Грачонок качнула головой, продолжая удерживать глаза закрытыми. Доставало слышать беса, видеть в обличье Мизгиря было бы вовсе невыносимо.

– «Мораль и нравственность первичны, так молвит пророк Мосхиан. Их отсутствие ведёт к краху. А ты этих качеств лишён. Мне ничего от тебя не нужно, Каргаш. Я тебе не верю и никогда не поверю».

Бес зашипел от притворного возмущения.

– «Я предлагаю тебе немыслимую возможность, а ты выбираешь молиться мёртвым людям, которым до тебя нет дела? Ярая верующая! Тебя ничем не прошибить! Даже спустя всё, что ты прошла, продолжаешь верить и молиться этим своим рисованным скоморохам. Но не кажется ли тебе, что чем чаще ты молишься, тем больше неприятностей?»

– «Тебе не дано постичь Благой веры, вот ты и злишься».

– «Молись сколько угодно, святым нет до тебя дела. Хотя, знаешь… что толку говорить? Нужно показывать на деле».

Грачонок изо всех сил старалась не отвлекаться от мысленной молитвы, но стоило холоду коснуться плеч, как она сбилась, спутала слова.

– «Я помолюсь с тобой», – непринуждённо звучал бес. – «Но только затем, чтобы доказать, что я был прав. Так кому ты там молишься на этот раз? Преподобному Евфимию? Блаженной Анастасии? А, видать Мавсиму Чудеснику, он твой любимчик! Видишь, какой я к тебе внимательный? Выучил всех твоих кумиров».

Грачонок ревностно прижала руки к груди.

– «Я молюсь не ему».

– «Так кому же? Кому? Отвечай, коза ты драная, не вынуждая меня быть строгим».

– «Я молюсь своему отцу».


***


Первую седьмицу дней она боялась их. Боялась Мизгиря, боялась беса, привязанного к нему. Боялась до безумия.

Скорбь смешивала кошмары.
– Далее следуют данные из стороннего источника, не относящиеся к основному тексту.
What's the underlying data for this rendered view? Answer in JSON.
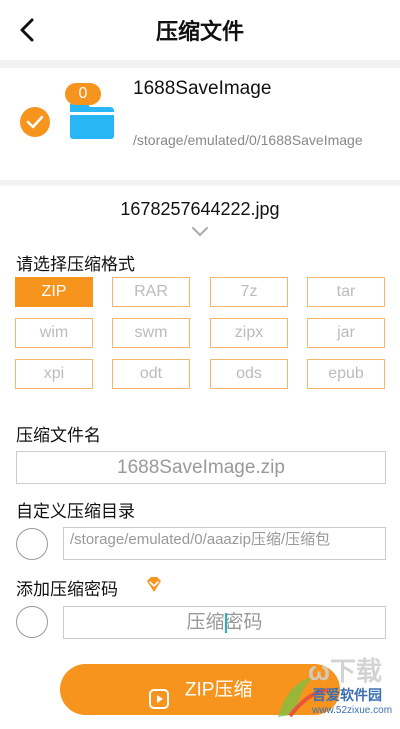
{
  "header": {
    "title": "压缩文件"
  },
  "source": {
    "folder_name": "1688SaveImage",
    "folder_path": "/storage/emulated/0/1688SaveImage",
    "count": "0",
    "file_name": "1678257644222.jpg"
  },
  "format_section": {
    "label": "请选择压缩格式",
    "selected": "ZIP",
    "formats": [
      "ZIP",
      "RAR",
      "7z",
      "tar",
      "wim",
      "swm",
      "zipx",
      "jar",
      "xpi",
      "odt",
      "ods",
      "epub"
    ]
  },
  "filename_section": {
    "label": "压缩文件名",
    "value": "1688SaveImage.zip"
  },
  "directory_section": {
    "label": "自定义压缩目录",
    "value": "/storage/emulated/0/aaazip压缩/压缩包"
  },
  "password_section": {
    "label": "添加压缩密码",
    "placeholder": "压缩密码"
  },
  "action": {
    "button_label": "ZIP压缩"
  },
  "watermark": {
    "site_name": "吾爱软件园",
    "url": "www.52zixue.com"
  },
  "colors": {
    "accent": "#f7941d",
    "folder": "#29b6f6"
  }
}
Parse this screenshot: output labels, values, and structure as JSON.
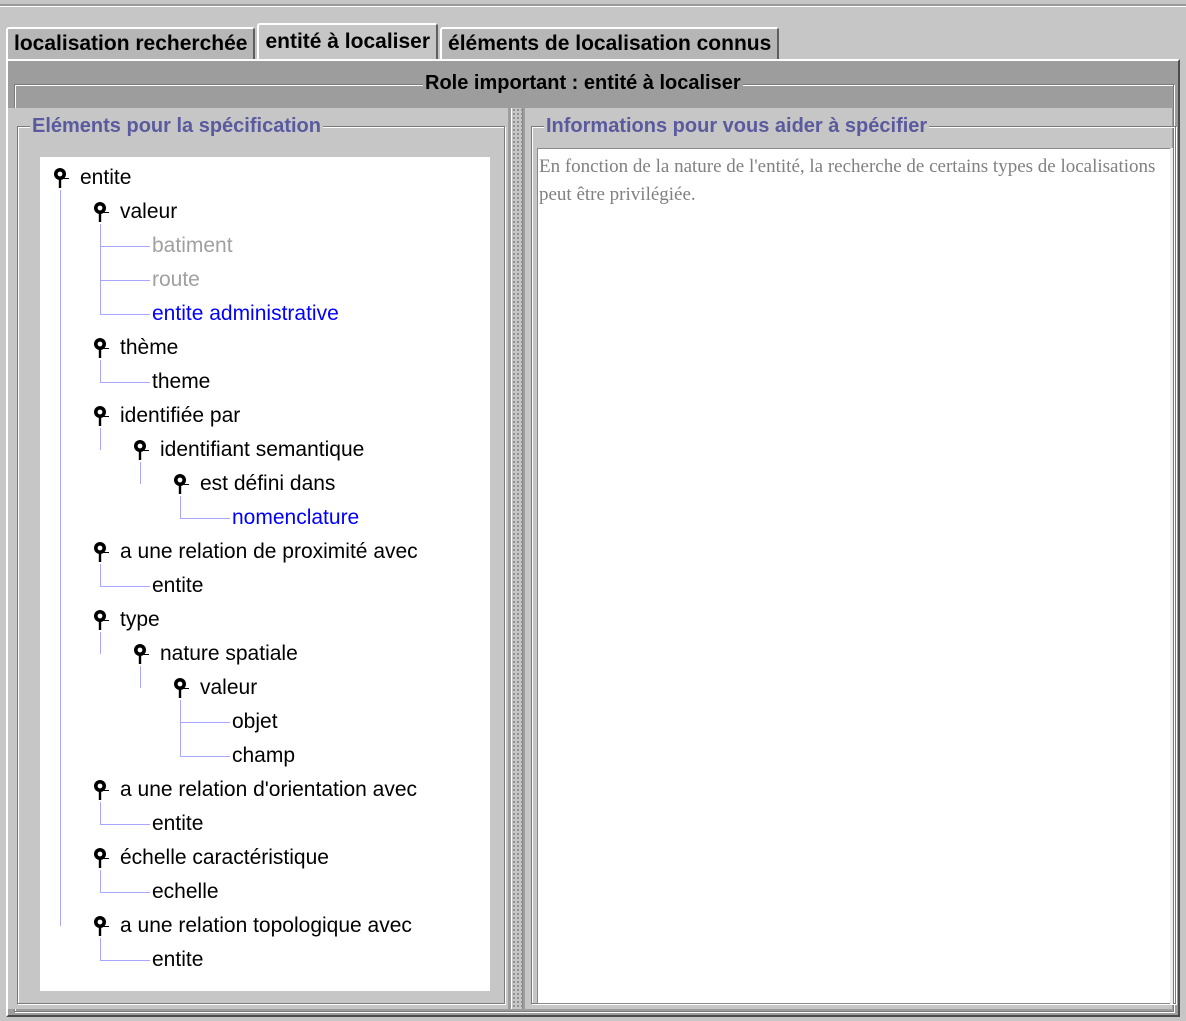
{
  "tabs": [
    {
      "label": "localisation recherchée",
      "active": false
    },
    {
      "label": "entité à localiser",
      "active": true
    },
    {
      "label": "éléments de localisation connus",
      "active": false
    }
  ],
  "role_panel": {
    "title": "Role important : entité à localiser"
  },
  "left_panel": {
    "title": "Eléments pour la spécification"
  },
  "right_panel": {
    "title": "Informations pour vous aider à spécifier",
    "text": "En fonction de la nature de l'entité, la recherche de certains types de localisations peut être privilégiée."
  },
  "tree": {
    "colors": {
      "normal": "#000000",
      "disabled": "#a0a0a0",
      "selected": "#0000ff",
      "lines": "#a7a7ff"
    },
    "nodes": [
      {
        "label": "entite",
        "depth": 0,
        "state": "normal",
        "expandable": true
      },
      {
        "label": "valeur",
        "depth": 1,
        "state": "normal",
        "expandable": true
      },
      {
        "label": "batiment",
        "depth": 2,
        "state": "disabled",
        "expandable": false
      },
      {
        "label": "route",
        "depth": 2,
        "state": "disabled",
        "expandable": false
      },
      {
        "label": "entite administrative",
        "depth": 2,
        "state": "selected",
        "expandable": false
      },
      {
        "label": "thème",
        "depth": 1,
        "state": "normal",
        "expandable": true
      },
      {
        "label": "theme",
        "depth": 2,
        "state": "normal",
        "expandable": false
      },
      {
        "label": "identifiée par",
        "depth": 1,
        "state": "normal",
        "expandable": true
      },
      {
        "label": "identifiant semantique",
        "depth": 2,
        "state": "normal",
        "expandable": true
      },
      {
        "label": "est défini dans",
        "depth": 3,
        "state": "normal",
        "expandable": true
      },
      {
        "label": "nomenclature",
        "depth": 4,
        "state": "selected",
        "expandable": false
      },
      {
        "label": "a une relation de proximité avec",
        "depth": 1,
        "state": "normal",
        "expandable": true
      },
      {
        "label": "entite",
        "depth": 2,
        "state": "normal",
        "expandable": false
      },
      {
        "label": "type",
        "depth": 1,
        "state": "normal",
        "expandable": true
      },
      {
        "label": "nature spatiale",
        "depth": 2,
        "state": "normal",
        "expandable": true
      },
      {
        "label": "valeur",
        "depth": 3,
        "state": "normal",
        "expandable": true
      },
      {
        "label": "objet",
        "depth": 4,
        "state": "normal",
        "expandable": false
      },
      {
        "label": "champ",
        "depth": 4,
        "state": "normal",
        "expandable": false
      },
      {
        "label": "a une relation d'orientation avec",
        "depth": 1,
        "state": "normal",
        "expandable": true
      },
      {
        "label": "entite",
        "depth": 2,
        "state": "normal",
        "expandable": false
      },
      {
        "label": "échelle caractéristique",
        "depth": 1,
        "state": "normal",
        "expandable": true
      },
      {
        "label": "echelle",
        "depth": 2,
        "state": "normal",
        "expandable": false
      },
      {
        "label": "a une relation topologique avec",
        "depth": 1,
        "state": "normal",
        "expandable": true
      },
      {
        "label": "entite",
        "depth": 2,
        "state": "normal",
        "expandable": false
      }
    ]
  }
}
Созидала образы, насаждала идеи.

В видениях, истязающих её денно и нощно, заместо человека со шрамом на лбу зло совершал Мизгирь. В какой-то момент Грачонок, утратив всякую связь с настоящим, начала в это верить.

Это Мизгирь накидывал её отцу на шею верёвку. Мизгирь убивал маму. Мизгирь удерживал её и делал больно.

И тогда она решается покончить со всем сама.

– «О, ты снова решила попытаться его зарезать?» – вопрошает бес, указывая на спящего Мизгиря из-за спины Грачонка. – «Давай в этот раз резче. Я-то знаю, ты один раз уже хотела попробовать. А этот идиот даже не понял… Жалкая была попытка, я чуть не лопнул от смеха».

Грачонок сомневается, но прекратить череду одних и тех же видений – вот чего она жаждет.

Она подходит к сумке, висящей на гвозде. Осторожно, стараясь не издать ни звука, с замершим сердцем, снимает её, тянет вниз. Запустив руку в сумку, сразу же находит искомое – ранит палец о лезвие ножа, замотанное в тряпицу из крапивы.

Бес молчит, но она знает – он следит за каждым её движением. За каждой мыслью.

Грачонок заносит лезвие над головой спящего Мизгиря. Замирает. Её начинает мутить. Вот-вот она рухнет без чувств.

Лекарь не просыпается. Вопреки тому, что во сне напряжение с его лица спало, а морщины на лбу разгладились, выглядит он истерзанным усталостью. И всё-таки теперь Грачонок видит, что лекарь гораздо моложе, чем ей казалось. И в беззащитном положении уже не выглядит столь опасным.

Высокий, но щуплый из-за мучащей его неведомой болезни. В выстиранной тёмной рубахе, всегда с застёгнутым на все пуговицы воротом. Нет, то был не мужчина из её кошмаров. То был всего лишь добрый человек, пожелавший помочь ей.

Теперь Грачонок помнит и осознаёт. Обманчивая улыбка лекаря на тонких губах не выражает к ней презрения, а глаза – пронзительные, с прищуром, – вовсе не жестоки.